Par contre M. Sarkozy comme ses prédécesseurs en populisme, remettent sur le tapis chaque année une nouvelle « loi sur l’immigration », avant même que les décrets d’application de la précédente ne soient publiés, sans compter, chaque année également, une nouvelle loi pour durcir la sévérité envers les parents qui ne maîtrisent pas leurs enfants, et bien sûr quelque nouveau gadget contre les fameux « violeurs récidivistes » si payants médiatiquement. Croyez-vous que les journaux dirigés par leurs amis énarques les taxent d’incompétence ? Pourtant, faire une loi sur un sujet déjà abordé un an auparavant par la même assemblée, c’est implicitement reconnaître que la précédente loi était bâclée ! Non, il n’y a pas de place pour ce genre de recul critique, l’affaire Sombrecloaque occupe tout le journal télévisé. Ces lois compulsives sont inapplicables et inefficaces, tout le monde le sait. Même la droite attend impatiemment que la gauche accède au pouvoir pour procéder aux nécessaires régularisations massives qui désengorgeront les préfectures, où la situation est intenable et humiliante pour les immigrés (un an et demi d’attente pour obtenir un premier rendez-vous).

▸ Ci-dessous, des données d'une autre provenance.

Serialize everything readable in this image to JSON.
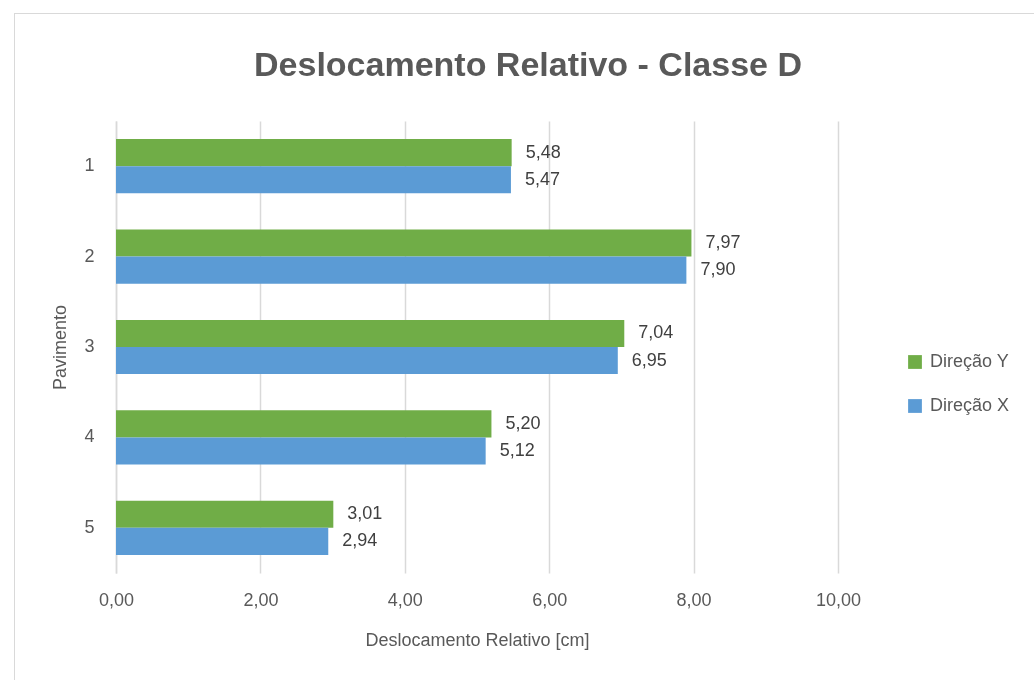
{
  "chart_data": {
    "type": "bar",
    "orientation": "horizontal",
    "title": "Deslocamento Relativo - Classe D",
    "xlabel": "Deslocamento Relativo [cm]",
    "ylabel": "Pavimento",
    "categories": [
      "1",
      "2",
      "3",
      "4",
      "5"
    ],
    "series": [
      {
        "name": "Direção Y",
        "color": "#70ad47",
        "values": [
          5.48,
          7.97,
          7.04,
          5.2,
          3.01
        ],
        "value_labels": [
          "5,48",
          "7,97",
          "7,04",
          "5,20",
          "3,01"
        ]
      },
      {
        "name": "Direção X",
        "color": "#5b9bd5",
        "values": [
          5.47,
          7.9,
          6.95,
          5.12,
          2.94
        ],
        "value_labels": [
          "5,47",
          "7,90",
          "6,95",
          "5,12",
          "2,94"
        ]
      }
    ],
    "xlim": [
      0,
      10
    ],
    "xticks": [
      {
        "value": 0,
        "label": "0,00"
      },
      {
        "value": 2,
        "label": "2,00"
      },
      {
        "value": 4,
        "label": "4,00"
      },
      {
        "value": 6,
        "label": "6,00"
      },
      {
        "value": 8,
        "label": "8,00"
      },
      {
        "value": 10,
        "label": "10,00"
      }
    ],
    "grid": "x",
    "legend": "right"
  }
}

Mais on claironne que les arrivants devront s’engager à apprendre le français, ou écouter la Marseillaise, ou je ne sais quels gadgets d’ordre vexatoire. En effet, de nombreux Français de souche méprisent l’hymne national et maîtrisent mal le français ; de nombreux Français installés pour plusieurs années à l’étranger n’apprennent pas la langue locale, ne se fréquentent qu’entre eux et inscrivent leurs enfants dans les établissements français. Qu’importe, l’honneur des communautés immigrées ou d’origine africaine notamment, ne compte pas ; M. Sarkozy et ses sbires peuvent cracher dessus à longueur de journée, puis s’étonner que les enfants français d’immigrés cassent tout, avec leurs compatriotes « gaulois », comme lors des émeutes de novembre 2005 (sans compter les lois ridicules sur les côtés positifs de la colonisation, etc.).
Les nazis de banlieue
C’est le Ministre de l’Intérieur qui a répandu la diffamation selon laquelle les 3 garçons Bouna Traoré, Zyed Benna et Muhittin Altun, dont seul le troisième a survécu, encerclés par la police à Clichy-sous-Bois, étaient poursuivis pour vol, alors qu’ils revenaient d’un match de football. Leurs avocats ont démonté le mécanisme du mensonge dans un ouvrage récent : L’affaire Clichy, Morts pour rien (Jean-Pierre Mignard et Emmanuel Tordjman, Stock, 2006), mais croyez-vous que M. Sarkozy ait démenti ce mensonge pourtant passé par sa bouche ? Son honneur à lui lui fait vibrer la glotte, il appelle à la punition contre qui que ce soit qui aurait menti (alors même que tous les médias ont clamé son innocence, ce qui fait que sa plainte est désormais sans objet) mais l’honneur de jeunes banlieusards, on peut le salir, même après leur mort, d’ailleurs ça paye, puisque cela entraîne des émeutes, et que les émeutes profitent politiquement au chef du parti au pouvoir. La preuve, un intellectuel au-dessus de tout soupçon, un intellectuel dit « de gauche », Alain Finkielkraut, déclarait en novembre 2005 dans le journal israélien Haaretz : « Le problème est que la plupart sont noirs ou arabes, avec une identité musulmane. En France, il y a d’autres émigrants en situation difficile. Ils ne participent pas aux émeutes. Il est clair que nous avons affaire à une révolte à caractère ethnico-religieux ». Là encore, cela est faux et risible, mais qui s’indigne ? Mon expérience de prof dans un lycée public de Seine-Saint-Denis m’a prouvé que les Antillais ou Africains chrétiens partageaient le même ressentiment anti-Sarkozy et anti-police, sans compter les nombreux jeunes Maghrébins athées qu’on affuble par commodité de l’étiquette de « musulmans ». Jetez de l’huile sur le feu, avec un peu de chance, les jeunes sur lesquels cet ex-gauchiste vomit ses propos, comme ils sont jeunes et maîtrisent moins la langue de bois que lui, vont répondre à ses injures par des propos de colère empreints d’un léger antisémitisme. Il ne restera plus qu’à en filmer un ou deux en gros plan à la télévision, et lancer les chiens de garde de l’indignation médiatique dessus, et la boucle sera bouclée : « La LICRA estime : « Les nazis de banlieue défient la France » » (sic, Le Figaro, 12 juillet 2004).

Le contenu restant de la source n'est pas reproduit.